Scotland had shared a common monarch with England since 1603, when James VI, King of Scots, became James I, King of England, after the death of England's Queen Elizabeth, who had no children to succeed her. There was no union of the crowns of Scotland and England, which continued as otherwise independent states for the next century. The Stuarts reigned from 1603 until 1707 in a dual Scottish-English monarchy. There was, however, an interval from 1649 till 1662, when the English monarchy was abolished and replaced by a Commonwealth, whereas the Scottish monarchy continued uninterrupted. Charles II, King of Scots, was crowned at Scone on 1 January 1651. After the Restoration in England he was also crowned King of England on 23 April 1662.
His brother succeeded him as James VII, King of Scots, and James II, King of England, but his Catholic policies created a reaction in both countries, and he was eventually forced to flee to France in 1688/89. The English declared James to have abdicated, whereas the Scottish Parliament, meeting as a Convention of Estates, roundly deposed him as King of Scots. His daughter Mary (a Protestant and the legitimate heir), was invited to succeed him, jointly with her husband, Prince William of Orange, Statthalter of The Netherlands. He reigned as William II, King of Scots, and William III, King of England, while Mary II retained the same designation in both countries. Both nations continued to pursue independent foreign policies, and each had its own currency, church, and legal structures. The Scottish flag was then (and remains now) the Saltire, which has a white diagonal cross on a blue background.
In 1698 the Scots sought to establish their own global trading base abroad, to rival English and Dutch trading companies based in India, S.E. Asia and Africa, and to compete with Spanish colonies in South and Central America.

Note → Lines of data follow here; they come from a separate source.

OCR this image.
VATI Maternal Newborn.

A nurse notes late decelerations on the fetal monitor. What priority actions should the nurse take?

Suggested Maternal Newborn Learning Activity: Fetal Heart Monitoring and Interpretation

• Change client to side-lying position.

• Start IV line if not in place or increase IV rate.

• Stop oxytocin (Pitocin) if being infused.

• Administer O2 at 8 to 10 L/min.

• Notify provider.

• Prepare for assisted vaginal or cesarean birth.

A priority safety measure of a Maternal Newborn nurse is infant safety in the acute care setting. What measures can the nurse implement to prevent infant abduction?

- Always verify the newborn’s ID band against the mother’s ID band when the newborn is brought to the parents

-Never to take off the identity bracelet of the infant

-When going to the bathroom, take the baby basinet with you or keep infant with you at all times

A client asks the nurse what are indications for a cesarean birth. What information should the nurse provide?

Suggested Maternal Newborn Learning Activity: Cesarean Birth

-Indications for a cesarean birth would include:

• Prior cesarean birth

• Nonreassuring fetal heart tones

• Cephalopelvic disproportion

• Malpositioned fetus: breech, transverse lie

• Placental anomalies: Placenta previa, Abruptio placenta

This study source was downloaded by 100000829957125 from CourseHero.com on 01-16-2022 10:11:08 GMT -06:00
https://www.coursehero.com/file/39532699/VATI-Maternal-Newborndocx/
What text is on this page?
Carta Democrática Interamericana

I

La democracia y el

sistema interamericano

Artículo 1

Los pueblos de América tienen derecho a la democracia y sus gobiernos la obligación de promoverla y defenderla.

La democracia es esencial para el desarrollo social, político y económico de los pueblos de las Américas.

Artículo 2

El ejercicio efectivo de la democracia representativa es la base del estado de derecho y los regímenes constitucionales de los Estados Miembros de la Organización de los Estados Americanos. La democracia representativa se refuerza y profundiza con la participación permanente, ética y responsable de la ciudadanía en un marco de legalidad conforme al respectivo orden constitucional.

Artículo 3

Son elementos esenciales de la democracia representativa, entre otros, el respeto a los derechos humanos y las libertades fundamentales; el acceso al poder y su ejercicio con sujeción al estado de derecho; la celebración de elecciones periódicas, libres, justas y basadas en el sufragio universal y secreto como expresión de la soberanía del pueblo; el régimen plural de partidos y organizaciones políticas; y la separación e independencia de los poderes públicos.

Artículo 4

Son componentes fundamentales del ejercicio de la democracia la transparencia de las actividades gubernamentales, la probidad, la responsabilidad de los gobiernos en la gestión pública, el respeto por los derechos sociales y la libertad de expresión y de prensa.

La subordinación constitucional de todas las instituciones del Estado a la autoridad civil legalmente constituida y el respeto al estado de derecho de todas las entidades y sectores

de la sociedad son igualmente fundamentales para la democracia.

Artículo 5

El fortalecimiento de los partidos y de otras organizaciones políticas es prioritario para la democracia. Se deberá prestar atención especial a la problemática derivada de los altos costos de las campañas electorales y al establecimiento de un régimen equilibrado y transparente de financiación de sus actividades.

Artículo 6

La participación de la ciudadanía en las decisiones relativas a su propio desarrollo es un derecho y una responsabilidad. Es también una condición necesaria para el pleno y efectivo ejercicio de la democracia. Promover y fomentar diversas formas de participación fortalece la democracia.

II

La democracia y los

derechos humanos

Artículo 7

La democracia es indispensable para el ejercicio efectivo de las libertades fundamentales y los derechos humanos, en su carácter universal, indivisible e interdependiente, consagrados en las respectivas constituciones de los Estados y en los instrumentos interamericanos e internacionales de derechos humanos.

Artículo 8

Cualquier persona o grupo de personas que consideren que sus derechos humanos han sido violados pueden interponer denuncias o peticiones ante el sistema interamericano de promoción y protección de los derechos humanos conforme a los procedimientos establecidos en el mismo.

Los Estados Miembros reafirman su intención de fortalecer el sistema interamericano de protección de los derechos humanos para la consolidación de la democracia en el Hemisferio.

The Darien scheme, located on the isthmus near the present Panama Canal, was planned by the man who later founded the Bank of England, William Paterson, and a number of Scots merchants. The scheme immediately attracted the hostile interest of English and Spanish merchants, who prevailed on their governments to prevent supplies from reaching the Darien outpost and to sabotage further development of the Darien venture, which they did. A brief trade war followed between England and Scotland.
Barely 8 years after Darien, in 1706, in a move calculated among other things to prevent any future challenge to English economic dominance, the Treaty of Union was signed under Queen Anne, the last of the joint Stuart monarchs. Article 1 of the Treaty united the crowns of Scotland and England into a new United Kingdom of Great Britain, and Article 3 set up a completely new parliament to administer the affairs of the Union. Two almost but not quite identical Acts of Union, by the Scottish and English parliaments respectively, ratified and implemented the terms of the Treaty, and the new United Kingdom was created on 1 May 1707. The flag of the United Kingdom combines the flags of Scotland, England and Ireland.
Scotland’s Parliament, which had functioned till then, ceased to meet, although it was never actually disbanded or formally abolished. Its last action was to fix a date and time for its next meeting, but that adjourned session was never held until, 292 years later, a devolved parliament with limited powers was established in Scotland following the positive results of a referendum on the issue.